Orthodoxe fordern eigene Synagoge in Leipzig

Während die sächsische Messestadt Leipzig langsam erwacht, ist ein knappes Dutzend Männer zum Morgengebet in die alte Synagoge Keilstraße gekommen. Die Männer haben die Tefillin, die Gebetsriemen angelegt und sich den Gebetsschal übergeworfen. Rabbiner Zsolt Balla, die Augen zum Thoraschrein gewandt, betet vor.
In einer orthodoxen Synagoge befindet sich die Bimah, das Pult, auf das die Thora-Rolle zum Lesen ausgerollt wird, nah am Thoraschrein. Doch bevor aus ihr gelesen wird, trägt Rabbiner Balla die Schriftrolle einmal um die Bimah.
Die orthodoxe Synagoge in der Leipziger Keilstraße, nach dem berühmten Ort Brody in Galizien auch Brodyer Synagoge genannt, fand in einem 1904 umgebauten Wohnhaus ihren Platz, ausgestaltet mit arabesken Formen.
Die eigentliche Synagoge in Leipzig war reformorientiert, weshalb die orthodoxe Gemeinde damals einen eigenen Betsaal wollte. Das Gebäude wurde 1937 "arisiert", diente als Seifenfabrik und wurde im Oktober 1945 wieder als Synagoge geweiht.
Synagogen wurden zu wunden Stellen gemacht
In der Nacht vom 9. auf den 10. November 1938 standen Hunderte Synagogen in Deutschland in Flammen. Ihre Fenster wurden eingeschlagen, die silbernen Leuchter entwendet, Thora-Rollen aus ihrem Schrein gerissen. Noch Tage danach qualmte es vielerorts. Nur selten griff die Feuerwehr ein und wenn, dann, um anliegende Gebäude zu schützen. Was der wütende Mob in dieser Pogromnacht übrig ließ, fiel später oft den Bomben im Krieg zum Opfer.
Viele Plätze, an denen einst Synagogen standen, sind heute verwaist. Wunde Stellen in der Stadt, nur mehr eine Gedenktafel zur Erinnerung.

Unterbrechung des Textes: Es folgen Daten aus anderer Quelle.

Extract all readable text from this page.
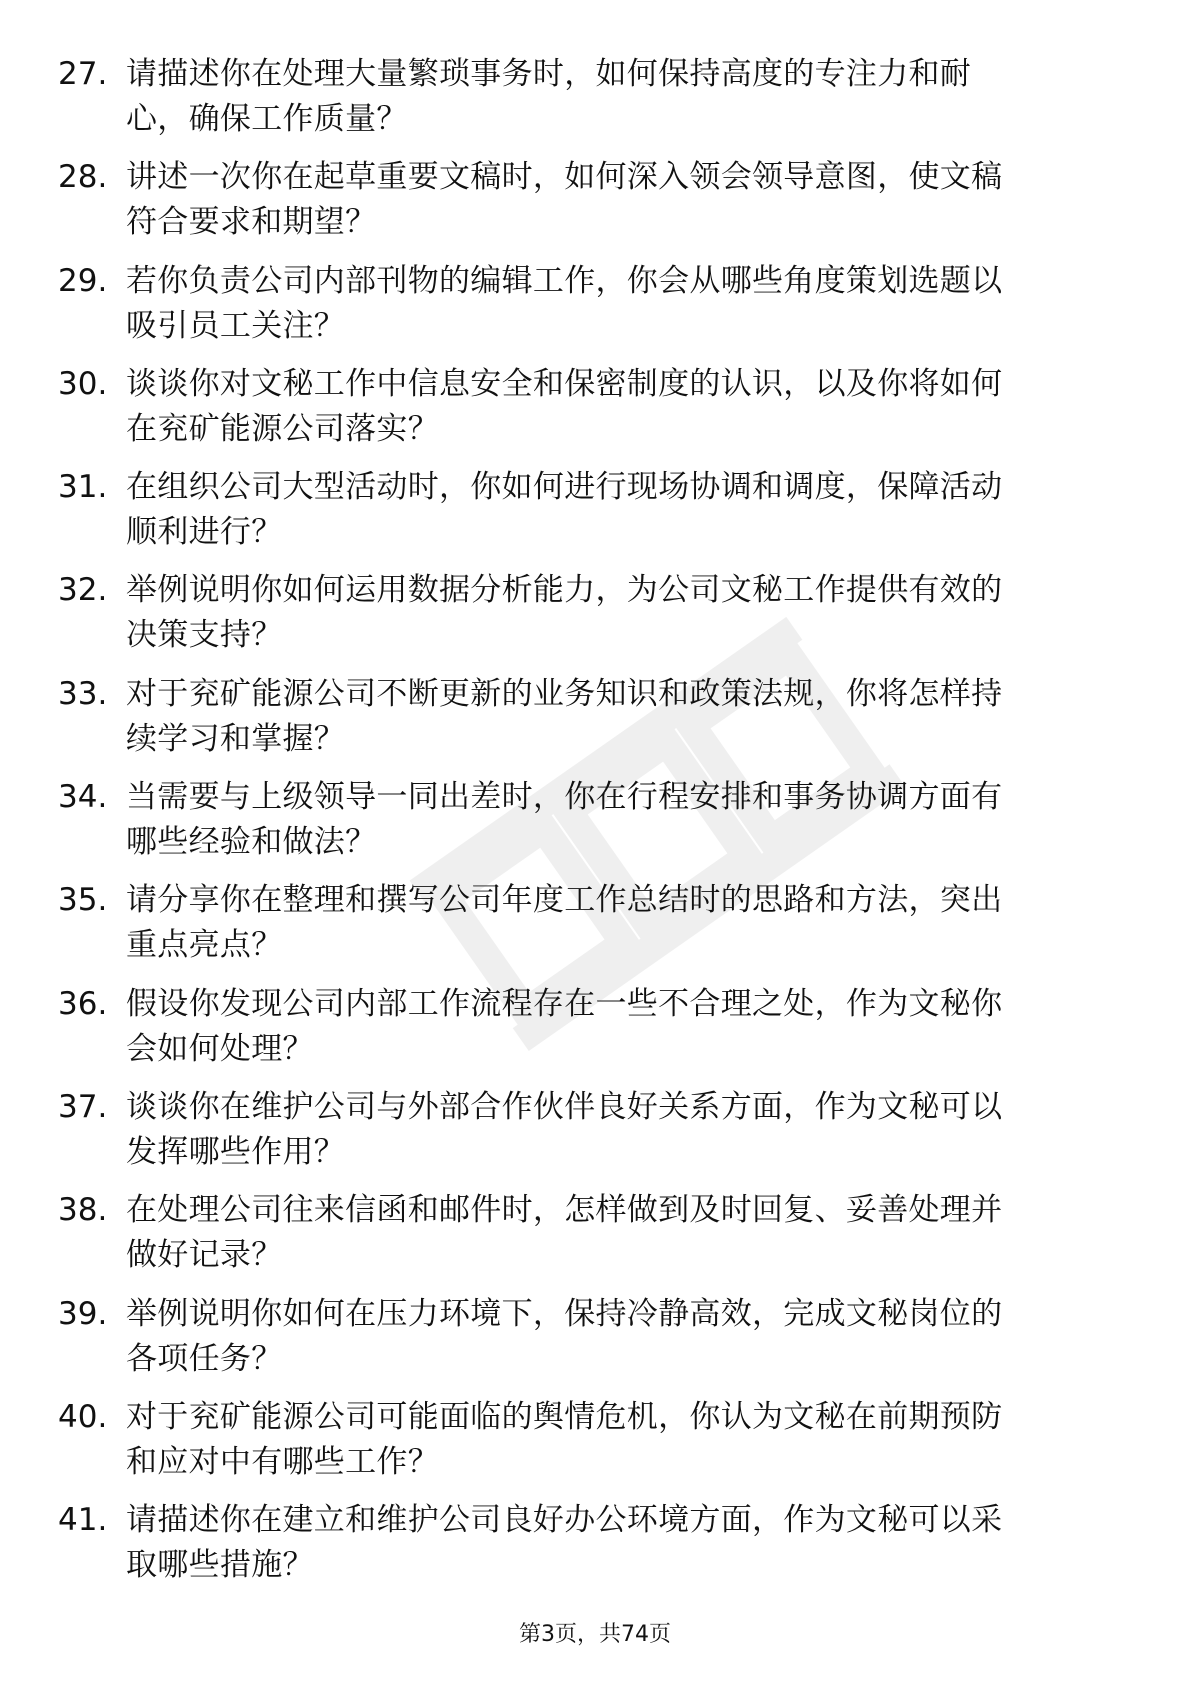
27. 请描述你在处理大量繁琐事务时，如何保持高度的专注力和耐
心，确保工作质量？
28. 讲述一次你在起草重要文稿时，如何深入领会领导意图，使文稿
符合要求和期望？
29. 若你负责公司内部刊物的编辑工作，你会从哪些角度策划选题以
吸引员工关注？
30. 谈谈你对文秘工作中信息安全和保密制度的认识，以及你将如何
在兖矿能源公司落实？
31. 在组织公司大型活动时，你如何进行现场协调和调度，保障活动
顺利进行？
32. 举例说明你如何运用数据分析能力，为公司文秘工作提供有效的
决策支持？
33. 对于兖矿能源公司不断更新的业务知识和政策法规，你将怎样持
续学习和掌握？
34. 当需要与上级领导一同出差时，你在行程安排和事务协调方面有
哪些经验和做法？
35. 请分享你在整理和撰写公司年度工作总结时的思路和方法，突出
重点亮点？
36. 假设你发现公司内部工作流程存在一些不合理之处，作为文秘你
会如何处理？
37. 谈谈你在维护公司与外部合作伙伴良好关系方面，作为文秘可以
发挥哪些作用？
38. 在处理公司往来信函和邮件时，怎样做到及时回复、妥善处理并
做好记录？
39. 举例说明你如何在压力环境下，保持冷静高效，完成文秘岗位的
各项任务？
40. 对于兖矿能源公司可能面临的舆情危机，你认为文秘在前期预防
和应对中有哪些工作？
41. 请描述你在建立和维护公司良好办公环境方面，作为文秘可以采
取哪些措施？
第3页，共74页
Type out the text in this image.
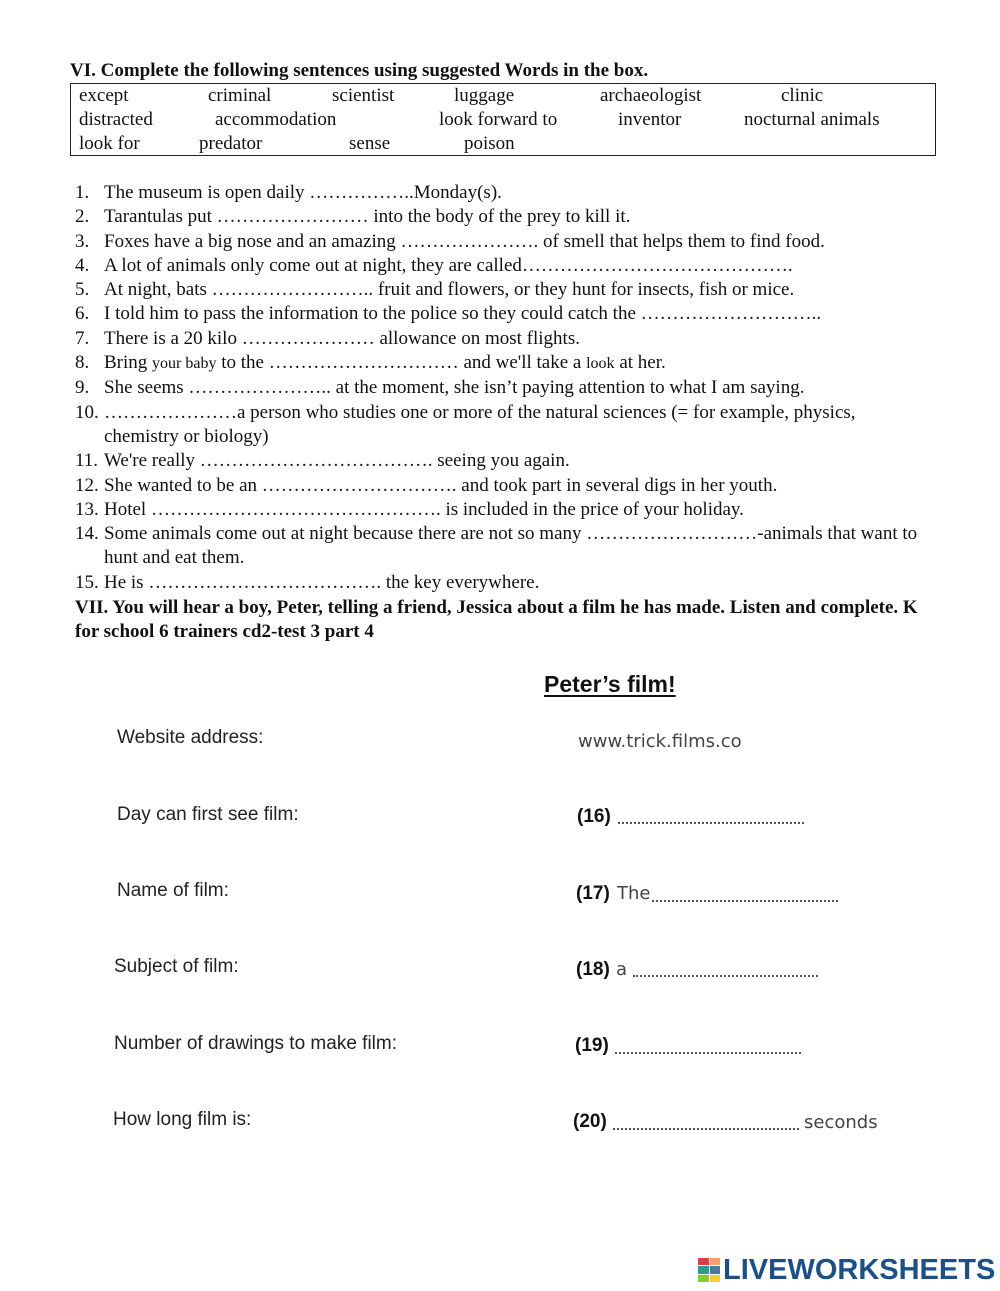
VI. Complete the following sentences using suggested Words in the box.
except	criminal	scientist	luggage	archaeologist	clinic
distracted	accommodation	look forward to	inventor	nocturnal animals
look for	predator	sense	poison
1. The museum is open daily ……………..Monday(s).
2. Tarantulas put …………………… into the body of the prey to kill it.
3. Foxes have a big nose and an amazing …………………. of smell that helps them to find food.
4. A lot of animals only come out at night, they are called…………………………………….
5. At night, bats …………………….. fruit and flowers, or they hunt for insects, fish or mice.
6. I told him to pass the information to the police so they could catch the ………………………..
7. There is a 20 kilo ………………… allowance on most flights.
8. Bring your baby to the ………………………… and we'll take a look at her.
9. She seems ………………….. at the moment, she isn’t paying attention to what I am saying.
10. …………………a person who studies one or more of the natural sciences (= for example, physics, chemistry or biology)
11. We're really ………………………………. seeing you again.
12. She wanted to be an …………………………. and took part in several digs in her youth.
13. Hotel ………………………………………. is included in the price of your holiday.
14. Some animals come out at night because there are not so many ………………………-animals that want to hunt and eat them.
15. He is ………………………………. the key everywhere.
VII. You will hear a boy, Peter, telling a friend, Jessica about a film he has made. Listen and complete. K for school 6 trainers cd2-test 3 part 4
Peter’s film!
Website address:	www.trick.films.co
Day can first see film:	(16)
Name of film:	(17) The
Subject of film:	(18) a
Number of drawings to make film:	(19)
How long film is:	(20)	seconds
LIVEWORKSHEETS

Nur 50 Jahre hat die Synagoge stehen dürfen

Im thüringischen Eisenach erinnert heute ein kleines Mahnmal an die alte Synagoge. Ein unscheinbarer Platz am Rande des Stadtzentrums. 1885 eingeweiht, hatte sie gerade einmal 50 Jahre gestanden, bevor sie in der Pogromnacht 1938 lichterloh brannte. Zu DDR-Zeiten wurde hier immerhin ein Gedenkstein errichtet.
„In meiner Schulzeit als DDR-Kind kann ich mich nicht erinnern, dass wir jemals dort gewesen waren. Ich habe die privat mal so nebenbei zufällig entdeckt beim Fahrradfahren in der Ecke, diesen Platz. Also das, muss ich sagen, wurde wirklich versäumt in der DDR-Bildung.“
Alexandra Husemeyer ging hier in den 1980er-Jahren zur Schule. Eine Zeit, in der es für DDR-Schulklassen obligatorische Fahrten in die KZ-Gedenkstätten gab. Doch keine Geschichtsstunde führte an den Ort der einstigen Synagoge.

Vor dem Vergessen retten

Manche Synagogen haben überdauert, in den Hinterhöfen, geschützt in Häuserzeilen. Die Synagoge Rykestraße in Berlin, der orthodoxe Betsaal in der Brunnenstraße unweit der ehemaligen Mauer. Einige alte Landsynagogen wurden liebevoll restauriert, auch wenn es heute weit und breit keine jüdische Gemeinde mehr gibt: in Bad Berkach, in Binswangen, in Schupbach.
Seit mehr als zwei Jahrzehnten arbeitet ein Team der TU Darmstadt an der virtuellen Rekonstruktion von zerstörten Synagogen. Mit modernster 3-D-Technik erstehen sie neu. Virtual Reality macht es möglich, ins Damals einzutauchen.
Einen anderen Zugang wählt die Bet-Tfila-Forschungsstelle für jüdische Architektur in Braunschweig.
„Man sieht ebenfalls sehr schön auf der Empore des Modells diese Orgel, wohl die erste in einer derartigen Synagoge, diese Orgel hat aufgrund eines Fotos rekonstruiert werden können“, sagt Harmen Thies.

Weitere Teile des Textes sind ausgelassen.